Despite its efficiency, England’s Room 40 held no monopoly on naval or diplomatic cryptanalysis during the war. In the cryptanalytic section of the French War Ministry, Lieutenant Paul Louis Bassières and the reserve interpreter Paul-Brutus Déjardin reconstructed a German U-boat code as the first triumph of their diplomatic-naval branch. Captain Georges Painvin solved the four-letter German naval code, superencipherment and all, and Commandant Marcel Givierge the three-letter flag code.
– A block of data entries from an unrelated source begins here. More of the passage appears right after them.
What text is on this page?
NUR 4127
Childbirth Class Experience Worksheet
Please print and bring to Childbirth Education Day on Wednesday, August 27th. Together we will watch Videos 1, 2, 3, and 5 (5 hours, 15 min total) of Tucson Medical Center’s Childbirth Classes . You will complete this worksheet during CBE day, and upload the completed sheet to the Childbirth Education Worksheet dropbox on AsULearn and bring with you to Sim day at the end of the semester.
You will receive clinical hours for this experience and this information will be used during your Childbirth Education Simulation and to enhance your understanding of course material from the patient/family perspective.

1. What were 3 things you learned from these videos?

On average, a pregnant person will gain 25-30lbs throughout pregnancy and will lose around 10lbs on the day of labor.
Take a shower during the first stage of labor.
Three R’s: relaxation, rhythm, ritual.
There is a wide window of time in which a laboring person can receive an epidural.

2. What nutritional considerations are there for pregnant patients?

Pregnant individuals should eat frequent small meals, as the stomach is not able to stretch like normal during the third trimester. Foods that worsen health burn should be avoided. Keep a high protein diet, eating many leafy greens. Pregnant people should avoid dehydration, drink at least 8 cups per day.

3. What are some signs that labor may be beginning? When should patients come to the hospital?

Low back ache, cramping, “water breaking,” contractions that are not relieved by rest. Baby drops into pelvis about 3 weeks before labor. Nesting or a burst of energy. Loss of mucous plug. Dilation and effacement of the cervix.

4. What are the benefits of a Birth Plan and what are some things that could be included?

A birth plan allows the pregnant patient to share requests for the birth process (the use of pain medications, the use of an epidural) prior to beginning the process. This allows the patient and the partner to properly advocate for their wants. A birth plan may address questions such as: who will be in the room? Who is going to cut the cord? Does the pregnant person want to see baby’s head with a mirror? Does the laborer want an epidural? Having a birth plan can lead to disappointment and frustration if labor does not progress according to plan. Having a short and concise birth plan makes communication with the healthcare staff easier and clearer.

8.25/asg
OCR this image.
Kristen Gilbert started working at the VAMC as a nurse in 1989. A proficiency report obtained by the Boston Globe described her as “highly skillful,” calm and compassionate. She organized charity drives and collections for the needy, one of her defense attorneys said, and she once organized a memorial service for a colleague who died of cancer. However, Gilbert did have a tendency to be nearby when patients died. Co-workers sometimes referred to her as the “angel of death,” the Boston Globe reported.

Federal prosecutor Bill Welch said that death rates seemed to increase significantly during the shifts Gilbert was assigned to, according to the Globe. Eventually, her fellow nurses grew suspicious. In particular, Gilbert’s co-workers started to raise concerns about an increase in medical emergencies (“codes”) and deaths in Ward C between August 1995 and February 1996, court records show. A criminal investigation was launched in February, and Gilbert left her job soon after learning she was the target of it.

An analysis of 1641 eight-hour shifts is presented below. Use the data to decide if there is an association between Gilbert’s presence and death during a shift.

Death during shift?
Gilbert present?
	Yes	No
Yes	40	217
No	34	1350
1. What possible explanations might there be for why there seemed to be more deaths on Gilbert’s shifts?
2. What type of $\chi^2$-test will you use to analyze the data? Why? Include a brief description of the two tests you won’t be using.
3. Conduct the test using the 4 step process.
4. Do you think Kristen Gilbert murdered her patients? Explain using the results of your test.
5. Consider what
Later in the war, the French discovered that each midnight the Nauen station broadcast to U-boats in the Mediterranean the sailing times and itineraries of French ships departing Marseilles—information that had evidently been sent to the Germans by waterfront spies. French radio posts intercepted the coded messages and telegraphed them to the cryptanalytic bureau. Depending on the accuracy of the transmission, the French crypt-analysts took between 30 minutes and an hour to crack the messages. A messenger took the solutions to the Ministry of Marine by bicycle, and by 3 or 4 a.m. the harbormaster at Marseilles had been notified in time for him to alter schedules and foil the waiting submarines. Ships that had already sailed were radioed to change course. In one case, the transport Alger could not be contacted at sea because of an electrical storm. It was torpedoed and sunk with a loss of 500 soldiers and considerable matériel. The spies were later captured.